Moreover, this Court is bound by the decisional law of the Oregon Supreme Court when it comes to defining various property interests and is simply not free to substitute any differing opinion as to these matters. See Commissioner v. Estate of Bosch, 387 U.S. 456, 465, 87 S.Ct. 1776, 1782, 18 L.Ed.2d 886 (1967); Collins v. Commissioner, 412 F.2d 211, 212 (10th Cir.1969); McIntosh, supra, 85 T.C. at 39. In this regard, plaintiff argues vigorously in her briefs that Engle simply does not control the disposition of this case. In essence, plaintiff is asking this Court to decide the case at bar without regard to the Oregon Supreme Court’s decision in Engle and without regard to section 107.105(l)(e) (1981) of the Oregon Revised Statutes. To do that, of course, would be contrary to the law as articulated in Davis and this Court is bound by that precedent.

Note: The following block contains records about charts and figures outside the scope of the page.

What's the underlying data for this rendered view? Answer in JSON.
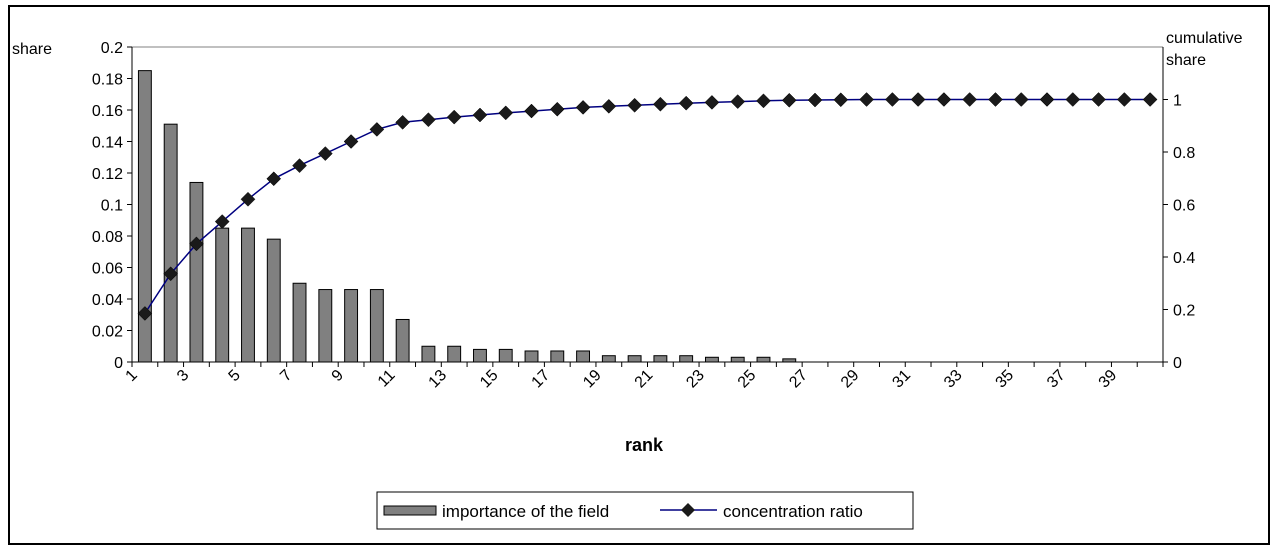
{
  "chart_data": {
    "type": "bar",
    "xlabel": "rank",
    "ylabel_left": "share",
    "ylabel_right": "cumulative share",
    "ylim_left": [
      0,
      0.2
    ],
    "ylim_right": [
      0,
      1.2
    ],
    "yticks_left": [
      "0",
      "0.02",
      "0.04",
      "0.06",
      "0.08",
      "0.1",
      "0.12",
      "0.14",
      "0.16",
      "0.18",
      "0.2"
    ],
    "yticks_right": [
      "0",
      "0.2",
      "0.4",
      "0.6",
      "0.8",
      "1"
    ],
    "categories": [
      "1",
      "2",
      "3",
      "4",
      "5",
      "6",
      "7",
      "8",
      "9",
      "10",
      "11",
      "12",
      "13",
      "14",
      "15",
      "16",
      "17",
      "18",
      "19",
      "20",
      "21",
      "22",
      "23",
      "24",
      "25",
      "26",
      "27",
      "28",
      "29",
      "30",
      "31",
      "32",
      "33",
      "34",
      "35",
      "36",
      "37",
      "38",
      "39",
      "40"
    ],
    "xtick_labels": [
      "1",
      "3",
      "5",
      "7",
      "9",
      "11",
      "13",
      "15",
      "17",
      "19",
      "21",
      "23",
      "25",
      "27",
      "29",
      "31",
      "33",
      "35",
      "37",
      "39"
    ],
    "series": [
      {
        "name": "importance of the field",
        "type": "bar",
        "axis": "left",
        "color": "#808080",
        "values": [
          0.185,
          0.151,
          0.114,
          0.085,
          0.085,
          0.078,
          0.05,
          0.046,
          0.046,
          0.046,
          0.027,
          0.01,
          0.01,
          0.008,
          0.008,
          0.007,
          0.007,
          0.007,
          0.004,
          0.004,
          0.004,
          0.004,
          0.003,
          0.003,
          0.003,
          0.002,
          0,
          0,
          0,
          0,
          0,
          0,
          0,
          0,
          0,
          0,
          0,
          0,
          0,
          0
        ]
      },
      {
        "name": "concentration ratio",
        "type": "line",
        "axis": "right",
        "color": "#000080",
        "marker": "diamond",
        "values": [
          0.185,
          0.336,
          0.45,
          0.535,
          0.62,
          0.698,
          0.748,
          0.794,
          0.84,
          0.886,
          0.913,
          0.923,
          0.933,
          0.941,
          0.949,
          0.956,
          0.963,
          0.97,
          0.974,
          0.978,
          0.982,
          0.986,
          0.989,
          0.992,
          0.995,
          0.997,
          0.998,
          0.999,
          1,
          1,
          1,
          1,
          1,
          1,
          1,
          1,
          1,
          1,
          1,
          1
        ]
      }
    ],
    "legend_position": "bottom",
    "grid": false
  }
}
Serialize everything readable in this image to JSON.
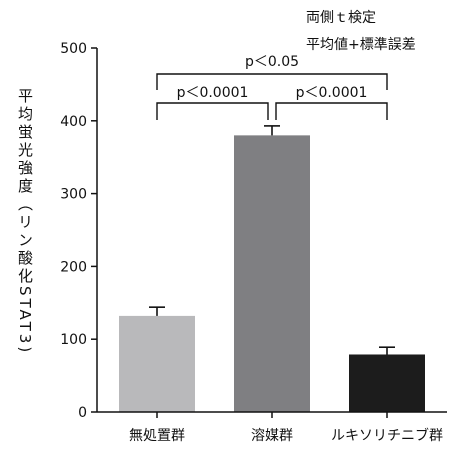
{
  "chart_data": {
    "type": "bar",
    "categories": [
      "無処置群",
      "溶媒群",
      "ルキソリチニブ群"
    ],
    "values": [
      132,
      380,
      79
    ],
    "errors": [
      12,
      13,
      10
    ],
    "colors": [
      "#b9b9bb",
      "#7f7f82",
      "#1c1c1c"
    ],
    "ylabel": "平均蛍光強度（リン酸化STAT3)",
    "ylim": [
      0,
      500
    ],
    "yticks": [
      0,
      100,
      200,
      300,
      400,
      500
    ],
    "annotations": [
      "両側ｔ検定",
      "平均値+標準誤差"
    ],
    "significance": [
      {
        "from": 0,
        "to": 1,
        "label": "p＜0.0001"
      },
      {
        "from": 1,
        "to": 2,
        "label": "p＜0.0001"
      },
      {
        "from": 0,
        "to": 2,
        "label": "p＜0.05"
      }
    ]
  }
}
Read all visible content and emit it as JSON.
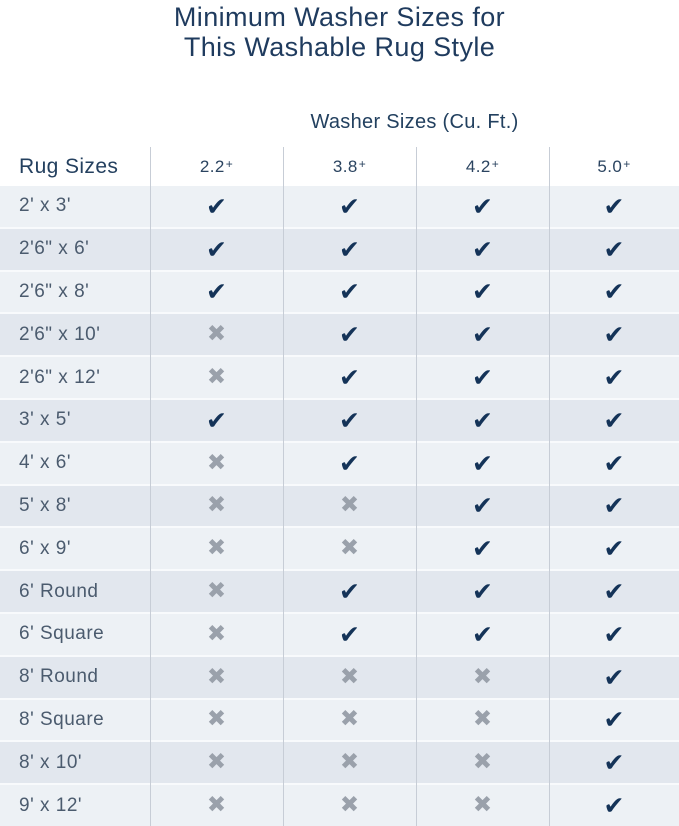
{
  "title": {
    "line1": "Minimum Washer Sizes for",
    "line2": "This Washable Rug Style"
  },
  "icons": {
    "check": "✔",
    "cross": "✖"
  },
  "colors": {
    "heading_navy": "#1f3b5e",
    "check_navy": "#143358",
    "cross_gray": "#9aa1ab",
    "row_light": "#edf1f5",
    "row_dark": "#e2e7ee",
    "divider": "#c7cdd6"
  },
  "chart_data": {
    "type": "table",
    "title": "Minimum Washer Sizes for This Washable Rug Style",
    "group_header": "Washer Sizes (Cu. Ft.)",
    "row_header": "Rug Sizes",
    "columns": [
      "2.2+",
      "3.8+",
      "4.2+",
      "5.0+"
    ],
    "rows": [
      {
        "label": "2' x 3'",
        "fits": [
          true,
          true,
          true,
          true
        ]
      },
      {
        "label": "2'6\" x 6'",
        "fits": [
          true,
          true,
          true,
          true
        ]
      },
      {
        "label": "2'6\" x 8'",
        "fits": [
          true,
          true,
          true,
          true
        ]
      },
      {
        "label": "2'6\" x 10'",
        "fits": [
          false,
          true,
          true,
          true
        ]
      },
      {
        "label": "2'6\" x 12'",
        "fits": [
          false,
          true,
          true,
          true
        ]
      },
      {
        "label": "3' x 5'",
        "fits": [
          true,
          true,
          true,
          true
        ]
      },
      {
        "label": "4' x 6'",
        "fits": [
          false,
          true,
          true,
          true
        ]
      },
      {
        "label": "5' x 8'",
        "fits": [
          false,
          false,
          true,
          true
        ]
      },
      {
        "label": "6' x 9'",
        "fits": [
          false,
          false,
          true,
          true
        ]
      },
      {
        "label": "6' Round",
        "fits": [
          false,
          true,
          true,
          true
        ]
      },
      {
        "label": "6' Square",
        "fits": [
          false,
          true,
          true,
          true
        ]
      },
      {
        "label": "8' Round",
        "fits": [
          false,
          false,
          false,
          true
        ]
      },
      {
        "label": "8' Square",
        "fits": [
          false,
          false,
          false,
          true
        ]
      },
      {
        "label": "8' x 10'",
        "fits": [
          false,
          false,
          false,
          true
        ]
      },
      {
        "label": "9' x 12'",
        "fits": [
          false,
          false,
          false,
          true
        ]
      }
    ]
  }
}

In sum, the plaintiff is simply not entitled to a federal income tax refund. Under Oregon law, once the Lairds’ divorce petition was filed, the corporate stock previously held by Mr. Laird became “a species of co-ownership * * * [and thus] jointly owned property,” with Ms. Laird being a co-owner, and the subsequent transfer of such property was a nontaxable event. Given this result, there were no immediate tax consequences resulting from the decreed transfer. Instead, Ms. Laird simply assumed a carry-over basis in the corporate stock. Resultingly, when Ms. Laird subsequently disposed of the stock at a cost higher than the initially acquired basis, tax liabilities, for which she was responsible, did arise. Accordingly, Ms. Laird was obliged to pay the capital gains tax, as she did for tax years 1983 and 1984, and thus is not now entitled to a refund.
CONCLUSION
For the reasons stated herein, plaintiff’s motion for summary judgment is denied, defendant’s cross-motion for summary judgment is granted, and the clerk is directed to enter judgment dismissing the plaintiff’s complaint. Plaintiff is entitled to no refund of income tax paid for the tax years 1983 and 1984.

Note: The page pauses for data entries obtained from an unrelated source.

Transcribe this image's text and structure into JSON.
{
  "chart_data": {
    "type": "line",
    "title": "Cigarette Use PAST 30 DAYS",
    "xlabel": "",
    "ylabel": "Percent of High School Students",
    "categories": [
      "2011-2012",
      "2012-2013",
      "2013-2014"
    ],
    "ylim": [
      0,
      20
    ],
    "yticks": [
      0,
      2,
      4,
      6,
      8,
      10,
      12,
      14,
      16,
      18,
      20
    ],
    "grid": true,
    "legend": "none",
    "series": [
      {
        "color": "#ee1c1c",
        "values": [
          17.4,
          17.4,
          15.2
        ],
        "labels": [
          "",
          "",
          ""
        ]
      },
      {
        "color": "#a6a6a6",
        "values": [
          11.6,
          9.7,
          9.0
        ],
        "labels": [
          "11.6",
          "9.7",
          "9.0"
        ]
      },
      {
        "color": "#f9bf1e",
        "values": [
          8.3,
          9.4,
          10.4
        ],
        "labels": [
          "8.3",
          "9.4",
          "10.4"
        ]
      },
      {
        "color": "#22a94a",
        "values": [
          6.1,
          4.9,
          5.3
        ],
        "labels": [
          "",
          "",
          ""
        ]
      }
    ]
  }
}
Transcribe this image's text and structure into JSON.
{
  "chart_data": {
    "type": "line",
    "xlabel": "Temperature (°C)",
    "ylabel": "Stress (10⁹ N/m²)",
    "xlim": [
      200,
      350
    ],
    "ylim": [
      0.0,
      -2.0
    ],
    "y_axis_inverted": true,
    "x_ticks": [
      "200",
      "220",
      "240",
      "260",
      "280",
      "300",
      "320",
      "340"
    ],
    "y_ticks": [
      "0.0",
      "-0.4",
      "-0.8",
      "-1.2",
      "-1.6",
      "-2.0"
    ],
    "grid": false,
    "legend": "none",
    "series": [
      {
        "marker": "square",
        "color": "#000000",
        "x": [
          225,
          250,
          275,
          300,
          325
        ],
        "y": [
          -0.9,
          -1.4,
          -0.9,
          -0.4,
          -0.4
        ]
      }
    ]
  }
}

Each party is to bear its own costs.
IT IS SO ORDERED.
. The defendant requested oral argument in this case as allowed by paragraph 2 of RUSCC Appendix H. However, given the parties’ extensive and informative briefings on the legal issues involved herein, this Court finds further oral argument unnecessary.

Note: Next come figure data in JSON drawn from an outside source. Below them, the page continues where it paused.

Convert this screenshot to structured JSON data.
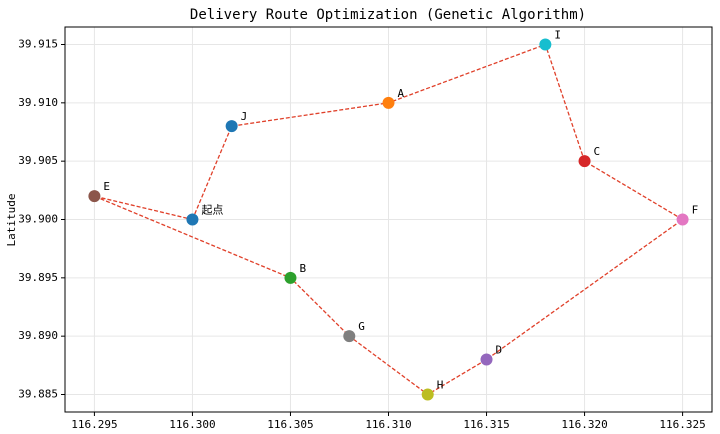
{
  "chart_data": {
    "type": "scatter",
    "title": "Delivery Route Optimization (Genetic Algorithm)",
    "ylabel": "Latitude",
    "labels": [
      "起点",
      "J",
      "A",
      "I",
      "C",
      "F",
      "D",
      "H",
      "G",
      "B",
      "E"
    ],
    "x": [
      116.3,
      116.302,
      116.31,
      116.318,
      116.32,
      116.325,
      116.315,
      116.312,
      116.308,
      116.305,
      116.295
    ],
    "y": [
      39.9,
      39.908,
      39.91,
      39.915,
      39.905,
      39.9,
      39.888,
      39.885,
      39.89,
      39.895,
      39.902
    ],
    "colors": [
      "#1f77b4",
      "#1f77b4",
      "#ff7f0e",
      "#17becf",
      "#d62728",
      "#e377c2",
      "#9467bd",
      "#bcbd22",
      "#7f7f7f",
      "#2ca02c",
      "#8c564b"
    ],
    "line_color": "#e0402a",
    "xlim": [
      116.2935,
      116.3265
    ],
    "ylim": [
      39.8835,
      39.9165
    ],
    "xticks": [
      116.295,
      {
        "value": 116.3,
        "label": "116.300"
      },
      116.305,
      {
        "value": 116.31,
        "label": "116.310"
      },
      116.315,
      {
        "value": 116.32,
        "label": "116.320"
      },
      116.325
    ],
    "yticks": [
      39.885,
      {
        "value": 39.89,
        "label": "39.890"
      },
      39.895,
      {
        "value": 39.9,
        "label": "39.900"
      },
      39.905,
      {
        "value": 39.91,
        "label": "39.910"
      },
      39.915
    ],
    "grid": true
  }
}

. In support of this proposition, the plaintiff relies upon United States v. Davis, 370 U.S. 65, 82 S.Ct. 1190, 8 L.Ed.2d 335 (1962). Although Davis was legislatively overruled by Pub.L. No. 98-369, 98 Stat. 793 (July 18, 1984), now codifled at 26 U.S.C. § 1041 (Supp. IV 1986), the Davis rule applies here since the effective date of the divorce preceded the date the new law was enacted.
. At all times relevant to this cause of action, this code section was codified at Or.Rev.Stat. § 107.105(l)(e) (1981). However, subsequently, this code section was recodified as section 107.-105(l)(f) of the Oregon Revised Statutes.